Şah Pehlevi din adamlarının arkasında olduğunu düşünüyordu. Bununla birlikte en büyük hatayı da din adamlarını güçlendirmekle yapmıştı. Şah’a şiddetle karşı olan Ayetullah Humeyni bütün muhalifler içerisinde etkisi en büyük olan kişiydi. Irak’ta sürgünde olmasına rağmen Şah’a ve müttefiklerine karşı yaptığı eleştiriler halkta büyük bir etkileşim yaratıyordu.

Humeyni halka vermek istediği mesajlarını kasetlere kaydediyordu. Bu kasetler İran’a gönderiliyor ve camilerde halka dinletiliyordu. Söylemleriyle yaptığı etki, kısa sürede devrime dönüşecek olan sokak gösterilerini başlatmıştı. Humeyni, İran’daki muhalefetin sesi olmuştu. Halk Şah’tan hızla kopmaya başlamıştı ve Humeyni’nin etkisiyle cumhuriyet ile yönetilmek istiyordu. Bu yönetim şekline de en uygun kişi olarak da, etkisi altında kaldıkları Humeyni’yi görüyorlardı.

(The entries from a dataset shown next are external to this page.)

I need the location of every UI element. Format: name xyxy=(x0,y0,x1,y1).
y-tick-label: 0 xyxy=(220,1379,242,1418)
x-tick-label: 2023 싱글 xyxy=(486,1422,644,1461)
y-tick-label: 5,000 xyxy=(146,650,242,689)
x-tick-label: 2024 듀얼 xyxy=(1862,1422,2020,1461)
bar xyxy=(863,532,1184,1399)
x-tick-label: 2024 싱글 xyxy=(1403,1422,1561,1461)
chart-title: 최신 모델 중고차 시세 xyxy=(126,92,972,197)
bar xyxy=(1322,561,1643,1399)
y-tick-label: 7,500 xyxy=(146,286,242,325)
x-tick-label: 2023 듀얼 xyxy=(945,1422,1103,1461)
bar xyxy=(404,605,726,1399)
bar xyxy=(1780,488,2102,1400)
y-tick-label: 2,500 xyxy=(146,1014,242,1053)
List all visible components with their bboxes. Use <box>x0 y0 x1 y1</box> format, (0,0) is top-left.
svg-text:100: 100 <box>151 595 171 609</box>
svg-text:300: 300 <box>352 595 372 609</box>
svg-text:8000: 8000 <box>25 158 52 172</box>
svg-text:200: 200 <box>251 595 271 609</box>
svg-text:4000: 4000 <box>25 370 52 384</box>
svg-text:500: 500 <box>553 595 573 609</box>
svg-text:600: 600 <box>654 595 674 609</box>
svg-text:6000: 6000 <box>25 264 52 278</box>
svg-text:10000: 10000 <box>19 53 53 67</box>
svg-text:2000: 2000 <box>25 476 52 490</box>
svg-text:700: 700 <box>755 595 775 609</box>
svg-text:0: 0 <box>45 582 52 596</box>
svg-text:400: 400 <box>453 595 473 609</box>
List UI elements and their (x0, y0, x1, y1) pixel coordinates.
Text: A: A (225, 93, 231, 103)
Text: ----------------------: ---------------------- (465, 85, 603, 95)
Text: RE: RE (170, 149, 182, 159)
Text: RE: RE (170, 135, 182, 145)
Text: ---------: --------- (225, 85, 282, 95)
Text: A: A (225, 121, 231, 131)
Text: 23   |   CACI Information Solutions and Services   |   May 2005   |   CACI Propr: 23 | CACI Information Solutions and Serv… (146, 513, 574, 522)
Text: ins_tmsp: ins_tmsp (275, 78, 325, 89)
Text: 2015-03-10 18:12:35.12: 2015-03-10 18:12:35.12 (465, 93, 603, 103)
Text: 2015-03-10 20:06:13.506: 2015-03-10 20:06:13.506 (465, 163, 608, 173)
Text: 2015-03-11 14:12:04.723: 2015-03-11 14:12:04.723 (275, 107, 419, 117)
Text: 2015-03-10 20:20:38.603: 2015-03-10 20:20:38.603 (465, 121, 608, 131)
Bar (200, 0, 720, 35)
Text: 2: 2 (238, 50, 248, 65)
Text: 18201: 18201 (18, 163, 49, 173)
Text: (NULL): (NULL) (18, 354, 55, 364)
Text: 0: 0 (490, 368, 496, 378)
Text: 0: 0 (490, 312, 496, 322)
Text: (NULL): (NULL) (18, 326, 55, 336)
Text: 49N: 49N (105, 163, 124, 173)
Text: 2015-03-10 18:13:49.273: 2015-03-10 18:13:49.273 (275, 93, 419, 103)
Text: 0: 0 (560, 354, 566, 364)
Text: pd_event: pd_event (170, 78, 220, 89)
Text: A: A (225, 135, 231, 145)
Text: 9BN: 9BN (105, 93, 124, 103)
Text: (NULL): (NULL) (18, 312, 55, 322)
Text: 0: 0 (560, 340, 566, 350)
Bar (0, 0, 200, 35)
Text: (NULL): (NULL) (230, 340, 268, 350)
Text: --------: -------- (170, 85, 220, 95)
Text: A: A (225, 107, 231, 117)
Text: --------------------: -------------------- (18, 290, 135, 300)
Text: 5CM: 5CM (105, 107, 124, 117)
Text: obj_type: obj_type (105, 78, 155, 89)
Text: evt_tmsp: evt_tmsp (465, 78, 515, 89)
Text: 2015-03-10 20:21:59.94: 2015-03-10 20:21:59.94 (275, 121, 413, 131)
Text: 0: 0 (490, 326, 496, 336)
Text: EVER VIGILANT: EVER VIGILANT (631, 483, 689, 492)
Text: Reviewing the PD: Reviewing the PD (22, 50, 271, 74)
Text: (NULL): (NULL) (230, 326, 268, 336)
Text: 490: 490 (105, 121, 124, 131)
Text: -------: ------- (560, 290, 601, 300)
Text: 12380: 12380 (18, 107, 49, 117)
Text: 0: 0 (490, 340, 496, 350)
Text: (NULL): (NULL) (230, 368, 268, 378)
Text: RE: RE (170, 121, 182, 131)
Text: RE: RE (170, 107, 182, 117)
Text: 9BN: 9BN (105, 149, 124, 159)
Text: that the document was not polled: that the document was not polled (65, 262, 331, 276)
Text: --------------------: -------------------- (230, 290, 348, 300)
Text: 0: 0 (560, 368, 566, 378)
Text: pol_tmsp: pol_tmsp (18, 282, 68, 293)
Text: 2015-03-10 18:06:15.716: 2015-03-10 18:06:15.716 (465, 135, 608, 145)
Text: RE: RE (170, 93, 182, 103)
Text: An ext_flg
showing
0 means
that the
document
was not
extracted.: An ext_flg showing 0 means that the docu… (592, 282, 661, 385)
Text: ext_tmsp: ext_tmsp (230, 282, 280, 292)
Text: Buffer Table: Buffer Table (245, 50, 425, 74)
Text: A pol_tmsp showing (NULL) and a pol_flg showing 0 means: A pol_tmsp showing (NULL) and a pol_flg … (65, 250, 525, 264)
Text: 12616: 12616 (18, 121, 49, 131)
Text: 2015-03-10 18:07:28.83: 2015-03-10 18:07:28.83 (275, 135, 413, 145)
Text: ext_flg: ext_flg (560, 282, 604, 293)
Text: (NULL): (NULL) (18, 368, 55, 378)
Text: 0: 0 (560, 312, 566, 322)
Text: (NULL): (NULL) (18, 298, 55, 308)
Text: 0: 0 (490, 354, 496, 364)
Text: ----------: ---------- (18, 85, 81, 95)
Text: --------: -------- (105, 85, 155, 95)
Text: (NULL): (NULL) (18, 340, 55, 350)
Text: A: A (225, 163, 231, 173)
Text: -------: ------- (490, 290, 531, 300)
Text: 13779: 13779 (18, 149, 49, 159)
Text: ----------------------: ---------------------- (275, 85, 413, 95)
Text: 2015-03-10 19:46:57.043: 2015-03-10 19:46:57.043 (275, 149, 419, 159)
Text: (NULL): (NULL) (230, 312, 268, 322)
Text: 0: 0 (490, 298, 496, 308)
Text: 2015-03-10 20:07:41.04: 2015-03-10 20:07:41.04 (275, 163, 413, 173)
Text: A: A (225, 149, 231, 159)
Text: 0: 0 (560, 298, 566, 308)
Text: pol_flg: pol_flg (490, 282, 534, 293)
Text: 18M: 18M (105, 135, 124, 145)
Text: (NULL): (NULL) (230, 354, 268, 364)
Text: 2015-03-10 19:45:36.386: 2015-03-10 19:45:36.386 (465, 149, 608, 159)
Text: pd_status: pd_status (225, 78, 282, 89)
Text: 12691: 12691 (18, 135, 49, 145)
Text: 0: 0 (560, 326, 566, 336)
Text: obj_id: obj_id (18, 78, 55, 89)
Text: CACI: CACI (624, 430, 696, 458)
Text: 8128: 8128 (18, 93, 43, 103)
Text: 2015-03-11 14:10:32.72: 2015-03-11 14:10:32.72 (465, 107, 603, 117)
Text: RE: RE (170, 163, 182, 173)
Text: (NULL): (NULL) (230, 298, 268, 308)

Halk Şahtan hızla kopmaya başlamıştı ve Humeyninin etkisiyle cumhuriyet ile yönetilmek istiyordu

Din adamlarının hareketlenmeleri karşısında Şah bizzat kendisinin kaleme aldığı, Humeyni’ye karşı olan yazılarını, İran’ın en çok satan gazetelerinde yayınlattı. Bu özellikle Humeyni’nin doğduğu ve kutsal kabul edilen Kum şehrindeki protestoları daha da destekleyici olmuştu. Protestolar hızlı bir şekilde bütün İran’a yayıldı. Bu protestolar karşısında giderek çaresiz kalan Şah, sıkıyönetim ilan etti. Hemen ardından protestocular ve askerler arasında çıkan çatışmalarda çok sayıda insan öldü.

Humeyni hala Irak’ta sürgündeydi. Şah, dönemin Irak başkanı Saddam Hüseyin’den onu ülkeden uzaklaştırmasını istedi. Saddam da bu isteği kabul etti.

1978’in Ekim ayında Humeyni ve ekibi Irak’tan çıkarıldı. Bunun üzerine Paris’e yakın bir kasabaya yerleştiler. Şah, Humeyni’nin uzaklaşmasıyla İran’daki protestoların sona ereceğini düşünmüştü fakat yanıldı. Toplumun hemen hemen her kesimi Şah’a karşı birlik olmuştu. Artık yapılacak çok bir şey kalmamıştı. Bu yüzden 16 Ocak 1979’da, son İran şahı Muhemmed Rıza Pehlevi bir daha dönmemek üzere İran’dan Mısır’a kaçtı ve 50 yıllık Pehlevi Hanedan’ı sona ermiş oldu.  

iran devrimiyle 50 yıllık Pehlevi Hanedanı sona ermiş oldu

16 yıldır sürgünde olan Humeyni ve adamları Şah’ın gidişinden 2 hafta sonra İran’a geldi ve İran İslam Cumhuriyeti kuruldu.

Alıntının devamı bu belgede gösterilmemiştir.